Applying this rigid standard, the state judiciary has thus far refused to grant Holsey relief from his death sentence. Until recently, moreover, it appeared that they were free to do so. Although the Supreme Court ostensibly forbade executions of the intellectually disabled in its 2002 decision in Atkins v. Virginia, that opinion contained a significant loophole. Atkins, left “to the State[s] the task of developing appropriate ways to enforce the constitutional restriction upon [their] execution of sentences.” As a result, it appeared that Georgia might have the authority to place a burden on intellectually disabled inmates that many of them would not be able to overcome.
Earlier this year, however, in a case called Hall v. Florida, the Court began to close this loophole. Hall recognized that “[i]f the States were to have complete autonomy to define intellectual disability as they wished, the Court’s decision in Atkins could become a nullity.” Though “the States play a critical role in advancing protections and providing the Court with information that contributes to an understanding of how intellectual disability should be measured and assessed,” they do not have “unfettered discretion to define the full scope of the constitutional protection.”

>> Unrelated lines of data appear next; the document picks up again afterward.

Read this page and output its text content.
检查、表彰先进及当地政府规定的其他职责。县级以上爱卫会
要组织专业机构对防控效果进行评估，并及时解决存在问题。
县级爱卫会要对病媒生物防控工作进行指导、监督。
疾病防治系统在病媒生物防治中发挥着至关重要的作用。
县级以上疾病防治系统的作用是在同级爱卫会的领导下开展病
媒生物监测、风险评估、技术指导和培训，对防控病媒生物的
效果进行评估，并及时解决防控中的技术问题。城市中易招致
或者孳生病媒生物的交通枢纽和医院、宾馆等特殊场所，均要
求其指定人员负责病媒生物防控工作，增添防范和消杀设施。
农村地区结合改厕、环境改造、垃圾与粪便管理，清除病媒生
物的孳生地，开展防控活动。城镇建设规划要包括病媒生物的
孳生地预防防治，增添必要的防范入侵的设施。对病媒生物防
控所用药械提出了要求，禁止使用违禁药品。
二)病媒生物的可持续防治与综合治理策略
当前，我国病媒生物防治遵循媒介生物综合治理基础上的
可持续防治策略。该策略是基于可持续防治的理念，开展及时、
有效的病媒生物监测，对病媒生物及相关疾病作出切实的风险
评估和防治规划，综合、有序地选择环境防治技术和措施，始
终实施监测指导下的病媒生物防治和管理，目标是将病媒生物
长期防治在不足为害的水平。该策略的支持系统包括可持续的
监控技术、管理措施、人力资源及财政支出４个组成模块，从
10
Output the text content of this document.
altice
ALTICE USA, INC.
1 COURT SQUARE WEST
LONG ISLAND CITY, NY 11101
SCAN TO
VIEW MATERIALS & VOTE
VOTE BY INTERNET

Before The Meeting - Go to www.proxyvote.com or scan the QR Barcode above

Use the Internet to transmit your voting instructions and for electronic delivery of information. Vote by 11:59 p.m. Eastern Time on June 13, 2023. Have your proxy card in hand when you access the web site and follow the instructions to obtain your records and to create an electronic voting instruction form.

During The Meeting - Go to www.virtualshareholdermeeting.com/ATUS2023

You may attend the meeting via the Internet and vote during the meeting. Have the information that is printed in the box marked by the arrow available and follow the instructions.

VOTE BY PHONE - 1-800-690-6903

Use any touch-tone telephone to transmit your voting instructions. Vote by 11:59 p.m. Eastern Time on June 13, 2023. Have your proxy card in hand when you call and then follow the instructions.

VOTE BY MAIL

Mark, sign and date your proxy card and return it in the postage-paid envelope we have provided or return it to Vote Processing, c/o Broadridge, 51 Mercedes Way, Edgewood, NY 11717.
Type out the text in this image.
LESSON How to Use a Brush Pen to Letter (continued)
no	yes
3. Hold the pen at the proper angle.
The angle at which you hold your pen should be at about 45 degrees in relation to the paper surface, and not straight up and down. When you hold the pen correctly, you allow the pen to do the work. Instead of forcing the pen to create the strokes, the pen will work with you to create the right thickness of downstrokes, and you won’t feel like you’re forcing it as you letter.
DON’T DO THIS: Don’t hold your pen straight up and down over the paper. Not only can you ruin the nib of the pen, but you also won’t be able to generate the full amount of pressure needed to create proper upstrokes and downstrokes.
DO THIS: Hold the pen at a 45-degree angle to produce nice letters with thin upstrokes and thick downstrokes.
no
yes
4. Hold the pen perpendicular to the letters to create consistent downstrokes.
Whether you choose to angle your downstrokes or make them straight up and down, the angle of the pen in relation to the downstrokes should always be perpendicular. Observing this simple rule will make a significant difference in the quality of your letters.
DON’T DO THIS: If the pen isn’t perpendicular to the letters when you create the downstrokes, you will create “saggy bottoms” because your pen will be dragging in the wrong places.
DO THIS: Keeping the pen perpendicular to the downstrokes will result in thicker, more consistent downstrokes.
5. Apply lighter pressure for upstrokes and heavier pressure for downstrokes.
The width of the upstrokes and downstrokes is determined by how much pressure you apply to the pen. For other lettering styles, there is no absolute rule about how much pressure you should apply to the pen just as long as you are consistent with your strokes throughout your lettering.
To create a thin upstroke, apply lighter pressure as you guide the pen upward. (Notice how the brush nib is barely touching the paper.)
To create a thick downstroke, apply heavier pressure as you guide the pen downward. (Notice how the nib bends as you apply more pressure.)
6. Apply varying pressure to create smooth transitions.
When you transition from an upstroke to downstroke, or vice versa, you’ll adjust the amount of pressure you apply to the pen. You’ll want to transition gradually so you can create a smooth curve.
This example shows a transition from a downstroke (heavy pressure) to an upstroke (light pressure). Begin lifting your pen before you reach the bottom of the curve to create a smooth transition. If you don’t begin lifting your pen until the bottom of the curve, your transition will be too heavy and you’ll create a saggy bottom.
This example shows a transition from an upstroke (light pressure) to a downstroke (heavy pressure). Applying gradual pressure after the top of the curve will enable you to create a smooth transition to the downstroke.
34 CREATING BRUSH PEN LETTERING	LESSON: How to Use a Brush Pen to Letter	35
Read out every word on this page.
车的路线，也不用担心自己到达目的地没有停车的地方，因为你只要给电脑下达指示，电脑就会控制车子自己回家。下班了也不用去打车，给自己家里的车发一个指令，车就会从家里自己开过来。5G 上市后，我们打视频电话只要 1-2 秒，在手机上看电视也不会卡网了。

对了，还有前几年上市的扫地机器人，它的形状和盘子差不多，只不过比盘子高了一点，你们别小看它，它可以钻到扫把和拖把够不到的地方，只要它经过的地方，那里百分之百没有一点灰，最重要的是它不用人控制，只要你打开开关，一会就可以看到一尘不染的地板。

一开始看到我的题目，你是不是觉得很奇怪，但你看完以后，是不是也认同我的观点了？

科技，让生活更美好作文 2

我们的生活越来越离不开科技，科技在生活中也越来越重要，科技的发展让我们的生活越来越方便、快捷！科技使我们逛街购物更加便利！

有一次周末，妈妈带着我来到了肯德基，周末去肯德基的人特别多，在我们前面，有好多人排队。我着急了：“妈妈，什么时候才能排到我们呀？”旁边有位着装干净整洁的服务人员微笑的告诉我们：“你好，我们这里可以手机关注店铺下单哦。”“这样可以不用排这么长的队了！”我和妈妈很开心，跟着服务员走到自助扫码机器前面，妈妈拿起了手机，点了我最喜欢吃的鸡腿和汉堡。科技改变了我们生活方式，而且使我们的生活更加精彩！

This language in Hall suggests that the Supreme Court has grown frustrated with state laws that create too many barriers between intellectually disabled inmates and their constitutional rights. The most important question in Holsey’s case, however, is likely to be whether the justices’ frustration extends to Georgia — or, alternatively, whether the Georgia courts are willing to preempt this question by eliminating the requirement that Holsey prove his case beyond a reasonable doubt.
In a single-page order handed down on Tuesday, the Georgia Supreme Court denied relief to Holsey without explanation. Justices Robert Benham and Carol W. Hunstein, the two most senior members of the court, dissented from the 5-2 order. The question of whether Holsey will live or die now rests in the hands of the United States Supreme Court.